Tuesday, June 8, 2010

Stocks: Massive Effects of Spending Cut Packages in Europe Will Severely Affect Earnings

Spanish newspaper El Pais discussed the massive effects of the various spending cut packages announced by European countries. Stock market bulls should note that these cuts will severely reduce European GDP, thus eliminating or greatly difficulting earnings growth.

Greece: 16% reduction in the wages of the public service, through the curtailment of supplements and extraordinary payments.

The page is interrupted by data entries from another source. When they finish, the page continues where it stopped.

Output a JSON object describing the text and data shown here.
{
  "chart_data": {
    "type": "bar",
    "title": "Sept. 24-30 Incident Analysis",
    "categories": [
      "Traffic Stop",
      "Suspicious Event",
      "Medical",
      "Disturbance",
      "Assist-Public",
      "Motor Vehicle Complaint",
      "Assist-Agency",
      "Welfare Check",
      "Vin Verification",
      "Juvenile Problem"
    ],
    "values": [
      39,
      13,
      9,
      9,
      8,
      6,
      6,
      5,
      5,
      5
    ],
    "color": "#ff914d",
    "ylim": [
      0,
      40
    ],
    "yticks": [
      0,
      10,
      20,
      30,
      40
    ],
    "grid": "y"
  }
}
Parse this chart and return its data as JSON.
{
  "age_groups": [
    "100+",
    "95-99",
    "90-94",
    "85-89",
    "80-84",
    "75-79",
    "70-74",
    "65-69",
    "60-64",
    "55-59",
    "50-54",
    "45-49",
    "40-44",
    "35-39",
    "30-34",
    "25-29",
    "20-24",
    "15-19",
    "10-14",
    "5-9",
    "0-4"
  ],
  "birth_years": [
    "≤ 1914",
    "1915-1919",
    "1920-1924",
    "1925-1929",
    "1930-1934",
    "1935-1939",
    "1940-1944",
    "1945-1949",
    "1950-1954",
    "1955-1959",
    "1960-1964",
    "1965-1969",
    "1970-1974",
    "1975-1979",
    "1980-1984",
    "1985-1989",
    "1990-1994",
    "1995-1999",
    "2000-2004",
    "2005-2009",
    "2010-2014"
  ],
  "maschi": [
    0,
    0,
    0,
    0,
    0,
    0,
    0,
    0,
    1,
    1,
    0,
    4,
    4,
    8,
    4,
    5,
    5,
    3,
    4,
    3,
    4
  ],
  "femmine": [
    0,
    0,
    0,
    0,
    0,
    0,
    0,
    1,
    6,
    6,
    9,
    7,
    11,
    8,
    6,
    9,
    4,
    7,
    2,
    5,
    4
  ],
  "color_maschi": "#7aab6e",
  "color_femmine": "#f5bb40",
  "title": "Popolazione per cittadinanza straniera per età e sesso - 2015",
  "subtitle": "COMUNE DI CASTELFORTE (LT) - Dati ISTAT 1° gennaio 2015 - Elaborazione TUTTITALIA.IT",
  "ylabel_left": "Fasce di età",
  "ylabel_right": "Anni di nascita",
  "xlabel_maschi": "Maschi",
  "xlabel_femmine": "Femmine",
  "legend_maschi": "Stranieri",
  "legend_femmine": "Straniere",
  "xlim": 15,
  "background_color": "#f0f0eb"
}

Spain: 5% cut in the gains of all servants, and specific reductions in some sectors, generating savings of 4 billion euros by 2011

France: freezing government spending over the next three years. For this, the government will fail to cover half of vacant public servants jobs in 2010. This year alone, 68,000 people are expected to retire

Italy: cut from 5% to 10% in the remuneration of ministers, parliamentarians, the senior civil servants, 10% reduction in expenditure salaries in ministries and eliminating some advisory contracts

UK: reducing the pay of ministers in 5% and freeze on hiring new employees.

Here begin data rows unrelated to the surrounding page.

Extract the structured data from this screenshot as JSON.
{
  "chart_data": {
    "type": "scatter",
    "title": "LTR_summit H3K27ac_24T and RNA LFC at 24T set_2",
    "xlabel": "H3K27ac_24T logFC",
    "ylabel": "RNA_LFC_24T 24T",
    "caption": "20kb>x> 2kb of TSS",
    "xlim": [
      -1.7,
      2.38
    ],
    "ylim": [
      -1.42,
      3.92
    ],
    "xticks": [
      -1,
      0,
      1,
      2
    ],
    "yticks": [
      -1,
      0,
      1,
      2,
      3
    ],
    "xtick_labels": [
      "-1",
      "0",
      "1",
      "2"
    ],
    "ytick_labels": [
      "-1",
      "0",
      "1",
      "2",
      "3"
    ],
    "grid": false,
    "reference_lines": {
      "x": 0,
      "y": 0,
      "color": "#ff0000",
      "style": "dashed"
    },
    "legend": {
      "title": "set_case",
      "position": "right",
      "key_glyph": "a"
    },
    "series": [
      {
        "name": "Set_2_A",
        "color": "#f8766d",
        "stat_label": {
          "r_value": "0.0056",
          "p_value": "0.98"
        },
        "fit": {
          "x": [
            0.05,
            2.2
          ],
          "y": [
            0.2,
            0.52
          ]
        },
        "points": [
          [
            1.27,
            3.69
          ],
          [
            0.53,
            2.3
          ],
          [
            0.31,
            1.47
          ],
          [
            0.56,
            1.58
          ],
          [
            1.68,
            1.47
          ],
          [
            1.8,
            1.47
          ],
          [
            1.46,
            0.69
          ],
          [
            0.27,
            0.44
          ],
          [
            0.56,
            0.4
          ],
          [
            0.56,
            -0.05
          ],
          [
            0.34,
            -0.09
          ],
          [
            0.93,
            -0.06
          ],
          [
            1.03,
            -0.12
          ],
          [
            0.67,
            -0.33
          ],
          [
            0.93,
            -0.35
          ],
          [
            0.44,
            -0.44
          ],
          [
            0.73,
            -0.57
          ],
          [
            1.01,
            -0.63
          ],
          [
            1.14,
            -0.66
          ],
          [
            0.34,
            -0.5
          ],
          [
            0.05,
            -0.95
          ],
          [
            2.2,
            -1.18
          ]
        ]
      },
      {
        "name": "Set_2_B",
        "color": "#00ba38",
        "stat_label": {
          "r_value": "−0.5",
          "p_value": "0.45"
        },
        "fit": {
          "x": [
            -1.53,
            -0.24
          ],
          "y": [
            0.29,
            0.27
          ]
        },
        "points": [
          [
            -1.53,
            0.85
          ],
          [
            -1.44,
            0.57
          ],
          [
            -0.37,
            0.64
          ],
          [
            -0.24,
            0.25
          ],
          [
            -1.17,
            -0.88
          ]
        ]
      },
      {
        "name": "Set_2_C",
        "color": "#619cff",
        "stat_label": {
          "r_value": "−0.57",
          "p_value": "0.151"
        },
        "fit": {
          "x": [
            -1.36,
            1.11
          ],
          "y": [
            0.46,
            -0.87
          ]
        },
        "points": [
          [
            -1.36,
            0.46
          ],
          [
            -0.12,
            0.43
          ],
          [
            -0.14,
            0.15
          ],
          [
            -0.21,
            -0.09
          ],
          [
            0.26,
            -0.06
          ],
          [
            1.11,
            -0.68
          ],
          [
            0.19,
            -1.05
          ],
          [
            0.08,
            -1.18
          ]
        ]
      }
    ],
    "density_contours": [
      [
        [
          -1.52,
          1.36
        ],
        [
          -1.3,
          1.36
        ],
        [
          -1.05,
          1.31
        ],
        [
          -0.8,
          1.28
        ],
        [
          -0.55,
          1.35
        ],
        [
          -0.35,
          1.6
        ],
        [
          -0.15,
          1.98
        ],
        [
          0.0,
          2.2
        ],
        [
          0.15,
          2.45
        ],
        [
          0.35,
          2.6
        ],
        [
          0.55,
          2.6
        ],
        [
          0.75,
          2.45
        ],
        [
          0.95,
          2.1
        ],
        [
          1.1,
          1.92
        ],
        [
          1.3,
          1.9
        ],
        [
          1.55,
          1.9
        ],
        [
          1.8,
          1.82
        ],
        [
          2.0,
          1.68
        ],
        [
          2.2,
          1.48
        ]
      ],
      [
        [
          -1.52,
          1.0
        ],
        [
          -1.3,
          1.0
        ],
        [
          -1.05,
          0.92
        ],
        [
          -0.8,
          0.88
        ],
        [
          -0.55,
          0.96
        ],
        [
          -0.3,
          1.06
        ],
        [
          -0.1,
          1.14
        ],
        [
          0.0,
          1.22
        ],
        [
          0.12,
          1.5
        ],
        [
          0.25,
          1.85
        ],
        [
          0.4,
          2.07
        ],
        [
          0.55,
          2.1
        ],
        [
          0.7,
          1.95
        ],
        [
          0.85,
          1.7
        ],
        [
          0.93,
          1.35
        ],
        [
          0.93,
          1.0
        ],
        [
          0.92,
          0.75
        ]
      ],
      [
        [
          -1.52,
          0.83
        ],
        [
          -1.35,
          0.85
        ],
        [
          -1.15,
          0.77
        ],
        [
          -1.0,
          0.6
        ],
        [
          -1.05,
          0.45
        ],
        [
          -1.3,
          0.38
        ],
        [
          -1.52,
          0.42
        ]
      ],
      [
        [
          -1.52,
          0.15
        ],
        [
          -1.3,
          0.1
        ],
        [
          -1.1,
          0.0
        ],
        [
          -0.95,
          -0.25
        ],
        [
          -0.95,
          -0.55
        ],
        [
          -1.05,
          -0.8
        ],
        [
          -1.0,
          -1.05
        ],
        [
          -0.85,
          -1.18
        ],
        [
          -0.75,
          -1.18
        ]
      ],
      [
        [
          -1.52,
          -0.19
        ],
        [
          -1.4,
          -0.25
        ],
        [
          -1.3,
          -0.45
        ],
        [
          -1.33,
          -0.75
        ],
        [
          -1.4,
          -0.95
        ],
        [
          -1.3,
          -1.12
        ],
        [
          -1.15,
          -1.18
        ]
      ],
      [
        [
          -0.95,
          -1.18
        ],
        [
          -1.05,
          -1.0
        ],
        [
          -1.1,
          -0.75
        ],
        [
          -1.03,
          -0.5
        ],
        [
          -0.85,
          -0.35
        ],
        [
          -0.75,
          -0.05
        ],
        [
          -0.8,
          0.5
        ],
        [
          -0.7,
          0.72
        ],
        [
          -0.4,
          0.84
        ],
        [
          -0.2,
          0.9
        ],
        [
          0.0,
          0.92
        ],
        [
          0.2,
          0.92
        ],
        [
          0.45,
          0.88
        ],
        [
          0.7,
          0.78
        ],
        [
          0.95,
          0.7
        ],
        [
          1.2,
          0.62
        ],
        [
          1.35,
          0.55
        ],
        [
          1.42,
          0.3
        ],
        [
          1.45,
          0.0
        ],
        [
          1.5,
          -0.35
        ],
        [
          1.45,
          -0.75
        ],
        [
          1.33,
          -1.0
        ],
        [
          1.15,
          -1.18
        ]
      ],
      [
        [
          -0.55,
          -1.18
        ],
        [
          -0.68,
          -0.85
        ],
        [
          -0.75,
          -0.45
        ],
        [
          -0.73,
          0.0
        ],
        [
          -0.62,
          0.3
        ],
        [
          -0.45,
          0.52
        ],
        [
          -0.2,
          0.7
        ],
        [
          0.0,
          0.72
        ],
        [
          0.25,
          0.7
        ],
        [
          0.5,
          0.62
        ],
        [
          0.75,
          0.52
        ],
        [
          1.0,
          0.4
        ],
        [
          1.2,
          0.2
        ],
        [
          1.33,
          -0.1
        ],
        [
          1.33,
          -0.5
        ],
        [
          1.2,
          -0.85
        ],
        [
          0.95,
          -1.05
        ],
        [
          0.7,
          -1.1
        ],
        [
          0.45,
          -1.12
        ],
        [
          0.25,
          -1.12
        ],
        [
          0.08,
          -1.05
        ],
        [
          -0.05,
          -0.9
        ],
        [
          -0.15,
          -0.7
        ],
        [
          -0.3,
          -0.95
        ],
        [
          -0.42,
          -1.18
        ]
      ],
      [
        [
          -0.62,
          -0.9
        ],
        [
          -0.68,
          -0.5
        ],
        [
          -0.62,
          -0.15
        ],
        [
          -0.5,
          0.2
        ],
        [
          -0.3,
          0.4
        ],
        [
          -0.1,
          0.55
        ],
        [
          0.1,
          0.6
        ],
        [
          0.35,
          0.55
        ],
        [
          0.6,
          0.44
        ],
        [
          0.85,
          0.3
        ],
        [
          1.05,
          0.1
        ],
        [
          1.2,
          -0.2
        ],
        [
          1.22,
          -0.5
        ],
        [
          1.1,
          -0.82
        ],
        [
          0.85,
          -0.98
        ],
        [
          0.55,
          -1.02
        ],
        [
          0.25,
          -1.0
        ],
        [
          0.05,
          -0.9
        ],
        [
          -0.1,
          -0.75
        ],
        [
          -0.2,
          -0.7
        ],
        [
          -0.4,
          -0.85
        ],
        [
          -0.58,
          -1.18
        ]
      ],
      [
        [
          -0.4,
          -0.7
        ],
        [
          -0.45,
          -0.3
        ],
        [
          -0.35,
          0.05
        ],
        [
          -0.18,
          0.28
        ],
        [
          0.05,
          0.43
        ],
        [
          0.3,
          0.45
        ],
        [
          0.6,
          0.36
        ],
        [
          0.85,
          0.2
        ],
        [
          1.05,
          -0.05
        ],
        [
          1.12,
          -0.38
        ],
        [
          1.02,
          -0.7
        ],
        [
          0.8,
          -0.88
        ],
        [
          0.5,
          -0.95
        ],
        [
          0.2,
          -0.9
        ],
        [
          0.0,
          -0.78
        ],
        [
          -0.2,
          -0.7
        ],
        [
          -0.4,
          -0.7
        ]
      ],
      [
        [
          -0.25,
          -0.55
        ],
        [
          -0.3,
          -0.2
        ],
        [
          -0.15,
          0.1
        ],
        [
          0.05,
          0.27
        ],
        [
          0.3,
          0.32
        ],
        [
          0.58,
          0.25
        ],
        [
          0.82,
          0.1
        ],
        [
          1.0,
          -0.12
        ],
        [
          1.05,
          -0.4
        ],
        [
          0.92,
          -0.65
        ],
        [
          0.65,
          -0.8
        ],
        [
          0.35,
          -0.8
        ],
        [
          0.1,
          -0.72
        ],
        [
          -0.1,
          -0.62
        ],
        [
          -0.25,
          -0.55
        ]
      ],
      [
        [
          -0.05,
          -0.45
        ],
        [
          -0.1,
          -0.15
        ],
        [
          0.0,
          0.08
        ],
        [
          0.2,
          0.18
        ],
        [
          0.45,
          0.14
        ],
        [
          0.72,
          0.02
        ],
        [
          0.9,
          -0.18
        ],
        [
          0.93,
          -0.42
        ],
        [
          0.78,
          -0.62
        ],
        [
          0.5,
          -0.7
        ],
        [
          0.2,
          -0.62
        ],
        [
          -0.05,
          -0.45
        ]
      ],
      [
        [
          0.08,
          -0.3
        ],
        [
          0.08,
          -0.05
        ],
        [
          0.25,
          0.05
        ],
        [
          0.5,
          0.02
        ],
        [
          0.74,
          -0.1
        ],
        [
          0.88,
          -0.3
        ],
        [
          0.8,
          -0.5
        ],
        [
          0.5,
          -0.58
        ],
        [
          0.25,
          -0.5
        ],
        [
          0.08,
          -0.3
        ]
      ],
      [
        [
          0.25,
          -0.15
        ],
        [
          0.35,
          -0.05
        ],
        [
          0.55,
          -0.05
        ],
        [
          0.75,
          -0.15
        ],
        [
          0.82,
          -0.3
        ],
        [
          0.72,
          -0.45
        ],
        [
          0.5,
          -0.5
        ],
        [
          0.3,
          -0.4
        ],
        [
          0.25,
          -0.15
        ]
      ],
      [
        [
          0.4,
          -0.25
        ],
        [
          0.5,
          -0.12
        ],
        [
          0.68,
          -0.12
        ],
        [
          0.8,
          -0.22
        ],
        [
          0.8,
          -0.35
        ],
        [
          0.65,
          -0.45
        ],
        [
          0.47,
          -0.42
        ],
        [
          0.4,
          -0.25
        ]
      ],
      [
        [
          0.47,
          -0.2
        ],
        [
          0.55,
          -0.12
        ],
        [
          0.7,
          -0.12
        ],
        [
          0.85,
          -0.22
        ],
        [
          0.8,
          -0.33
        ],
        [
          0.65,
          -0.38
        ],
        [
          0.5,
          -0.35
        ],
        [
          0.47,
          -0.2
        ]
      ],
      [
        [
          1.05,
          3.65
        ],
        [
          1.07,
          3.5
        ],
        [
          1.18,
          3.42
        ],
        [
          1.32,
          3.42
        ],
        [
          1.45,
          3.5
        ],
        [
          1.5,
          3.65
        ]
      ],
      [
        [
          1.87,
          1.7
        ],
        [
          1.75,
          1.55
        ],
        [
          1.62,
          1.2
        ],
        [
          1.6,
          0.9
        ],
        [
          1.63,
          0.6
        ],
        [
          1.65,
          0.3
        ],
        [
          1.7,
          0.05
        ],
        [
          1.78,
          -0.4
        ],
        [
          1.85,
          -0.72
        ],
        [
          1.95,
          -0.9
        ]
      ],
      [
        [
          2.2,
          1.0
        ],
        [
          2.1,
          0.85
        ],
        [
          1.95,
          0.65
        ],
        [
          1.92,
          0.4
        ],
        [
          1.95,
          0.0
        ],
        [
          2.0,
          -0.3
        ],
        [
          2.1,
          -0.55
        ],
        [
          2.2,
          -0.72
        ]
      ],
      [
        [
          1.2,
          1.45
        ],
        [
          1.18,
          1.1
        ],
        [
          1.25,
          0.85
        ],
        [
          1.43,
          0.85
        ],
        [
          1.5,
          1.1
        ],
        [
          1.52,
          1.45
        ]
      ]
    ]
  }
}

Portugal: freezing the salaries of civil servants and cut 5% of the remuneration of political office. The government will also avoid hiring in the public sector.

Ireland: 15% drop in wages for civil servants for the next two years

Germany: the country would save 10 billion euros per year in the public service, but gave no details. The Financial Times, 15,000 government jobs to be abolished.